To predict the impacts of human emissions, researchers need a complete picture of the atmosphere’s methane cycle. They need to know the size of the inputs—both natural and human—as well as the outputs. They also need to know how long methane resides in the atmosphere.

The results, published in Nature Communications, fill a longstanding gap in methane cycle research and will help climate scientists better assess the extent of human perturbations.
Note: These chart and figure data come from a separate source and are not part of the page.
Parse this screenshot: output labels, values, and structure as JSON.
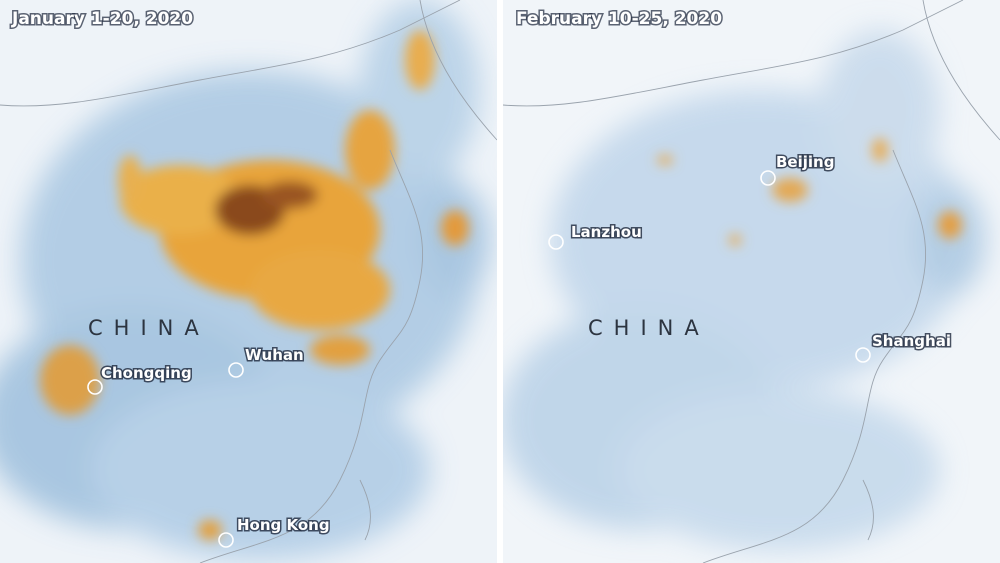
{
  "panels": [
    {
      "title": "January 1-20, 2020",
      "country_label": "CHINA",
      "cities": [
        {
          "name": "Chongqing"
        },
        {
          "name": "Wuhan"
        },
        {
          "name": "Hong Kong"
        }
      ]
    },
    {
      "title": "February 10-25, 2020",
      "country_label": "CHINA",
      "cities": [
        {
          "name": "Lanzhou"
        },
        {
          "name": "Beijing"
        },
        {
          "name": "Shanghai"
        }
      ]
    }
  ]
}
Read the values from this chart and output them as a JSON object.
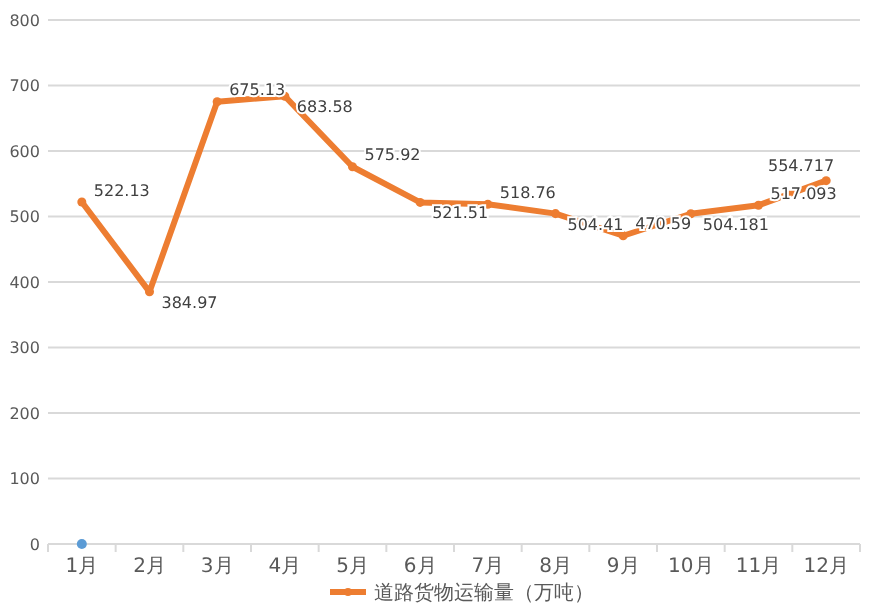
{
  "chart_data": {
    "type": "line",
    "categories": [
      "1月",
      "2月",
      "3月",
      "4月",
      "5月",
      "6月",
      "7月",
      "8月",
      "9月",
      "10月",
      "11月",
      "12月"
    ],
    "series": [
      {
        "name": "道路货物运输量（万吨）",
        "color": "#ed7d31",
        "values": [
          522.13,
          384.97,
          675.13,
          683.58,
          575.92,
          521.51,
          518.76,
          504.41,
          470.59,
          504.181,
          517.093,
          554.717
        ],
        "value_labels": [
          "522.13",
          "384.97",
          "675.13",
          "683.58",
          "575.92",
          "521.51",
          "518.76",
          "504.41",
          "470.59",
          "504.181",
          "517.093",
          "554.717"
        ]
      },
      {
        "type": "scatter",
        "color": "#5b9bd5",
        "values": [
          0,
          null,
          null,
          null,
          null,
          null,
          null,
          null,
          null,
          null,
          null,
          null
        ]
      }
    ],
    "ylim": [
      0,
      800
    ],
    "yticks": [
      0,
      100,
      200,
      300,
      400,
      500,
      600,
      700,
      800
    ],
    "grid": "y",
    "legend": "bottom",
    "marker": "circle"
  }
}
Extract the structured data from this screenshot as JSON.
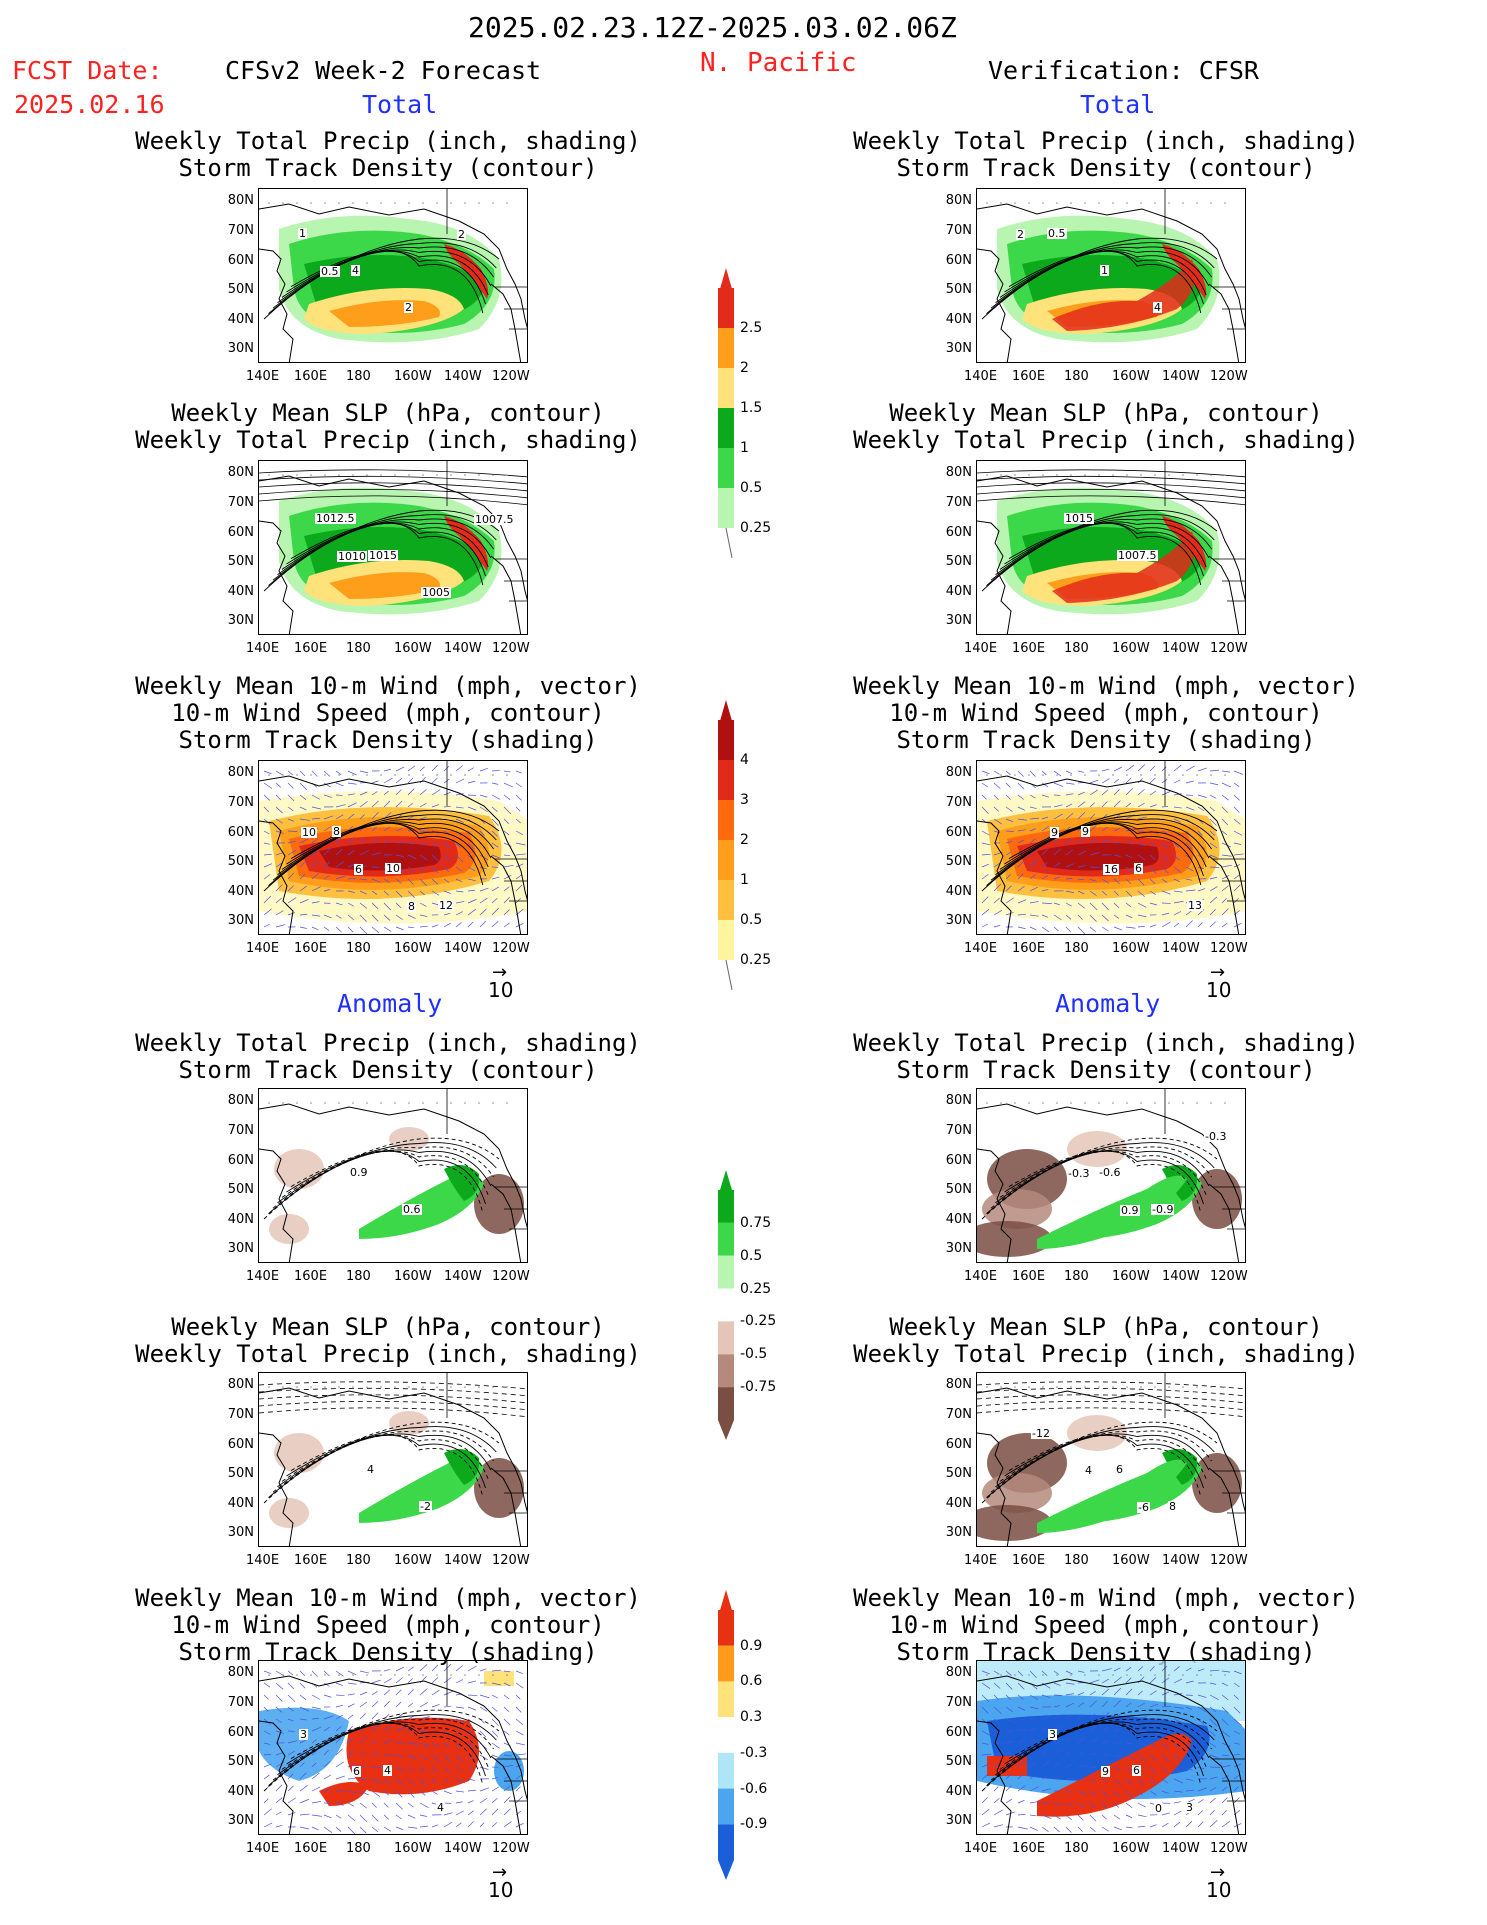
{
  "header": {
    "date_range": "2025.02.23.12Z-2025.03.02.06Z",
    "fcst_label": "FCST Date:",
    "fcst_date": "2025.02.16",
    "region": "N. Pacific",
    "left_title": "CFSv2 Week-2 Forecast",
    "right_title": "Verification: CFSR"
  },
  "sections": {
    "total": "Total",
    "anomaly": "Anomaly"
  },
  "titles": {
    "precip_storm": [
      "Weekly Total Precip (inch, shading)",
      "Storm Track Density (contour)"
    ],
    "slp_precip": [
      "Weekly Mean SLP (hPa, contour)",
      "Weekly Total Precip (inch, shading)"
    ],
    "wind": [
      "Weekly Mean 10-m Wind (mph, vector)",
      "10-m Wind Speed (mph, contour)",
      "Storm Track Density (shading)"
    ]
  },
  "axes": {
    "lat": [
      "80N",
      "70N",
      "60N",
      "50N",
      "40N",
      "30N"
    ],
    "lon": [
      "140E",
      "160E",
      "180",
      "160W",
      "140W",
      "120W"
    ]
  },
  "vector_ref": "10",
  "colorbars": {
    "precip": {
      "labels": [
        "2.5",
        "2",
        "1.5",
        "1",
        "0.5",
        "0.25"
      ],
      "colors": [
        "#e32b1b",
        "#ff9e1a",
        "#ffe27a",
        "#0ca91c",
        "#3cd84a",
        "#b8f5b0"
      ]
    },
    "storm": {
      "labels": [
        "4",
        "3",
        "2",
        "1",
        "0.5",
        "0.25"
      ],
      "colors": [
        "#b01010",
        "#e02a1a",
        "#ff6a0e",
        "#ff9e1a",
        "#ffc040",
        "#fff59e"
      ]
    },
    "precip_anom": {
      "labels": [
        "0.75",
        "0.5",
        "0.25",
        "-0.25",
        "-0.5",
        "-0.75"
      ],
      "colors": [
        "#0ca91c",
        "#3cd84a",
        "#b8f5b0",
        "#ffffff",
        "#e4c5b8",
        "#b5897c",
        "#7a4e42"
      ]
    },
    "storm_anom": {
      "labels": [
        "0.9",
        "0.6",
        "0.3",
        "-0.3",
        "-0.6",
        "-0.9"
      ],
      "colors": [
        "#e83012",
        "#ff9a1a",
        "#ffe27a",
        "#ffffff",
        "#aee6f8",
        "#4ba6ef",
        "#1a5fd8"
      ]
    }
  },
  "panel_labels": {
    "l1": [
      "1",
      "4",
      "2",
      "2",
      "0.5"
    ],
    "r1": [
      "0.5",
      "1",
      "4",
      "2"
    ],
    "l2": [
      "1012.5",
      "1015",
      "1005",
      "1007.5",
      "1010"
    ],
    "r2": [
      "1015",
      "1007.5"
    ],
    "l3": [
      "8",
      "10",
      "12",
      "10",
      "6",
      "8"
    ],
    "r3": [
      "9",
      "6",
      "13",
      "9",
      "16"
    ],
    "l4": [
      "0.9",
      "0.6"
    ],
    "r4": [
      "-0.6",
      "-0.9",
      "-0.3",
      "-0.3",
      "0.9"
    ],
    "l5": [
      "4",
      "-2"
    ],
    "r5": [
      "6",
      "8",
      "-12",
      "4",
      "-6"
    ],
    "l6": [
      "4",
      "4",
      "3",
      "6"
    ],
    "r6": [
      "6",
      "3",
      "3",
      "9",
      "0"
    ]
  }
}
Every three years, an international group of climate scientists called the Global Carbon Project updates what is known as the methane budget. The methane budget reflects the current state of understanding of the inputs and outputs in the global methane cycle. Its last update was in 2016.

“The methane budget helps us place human methane emissions in context and provides a baseline against which to assess future changes,” says Tom Weber, assistant professor of Earth and environmental sciences at the University of Rochester. “In past methane budgets, the ocean has been a very uncertain term. We know the ocean naturally releases methane to the atmosphere, but we don’t necessarily know how much.”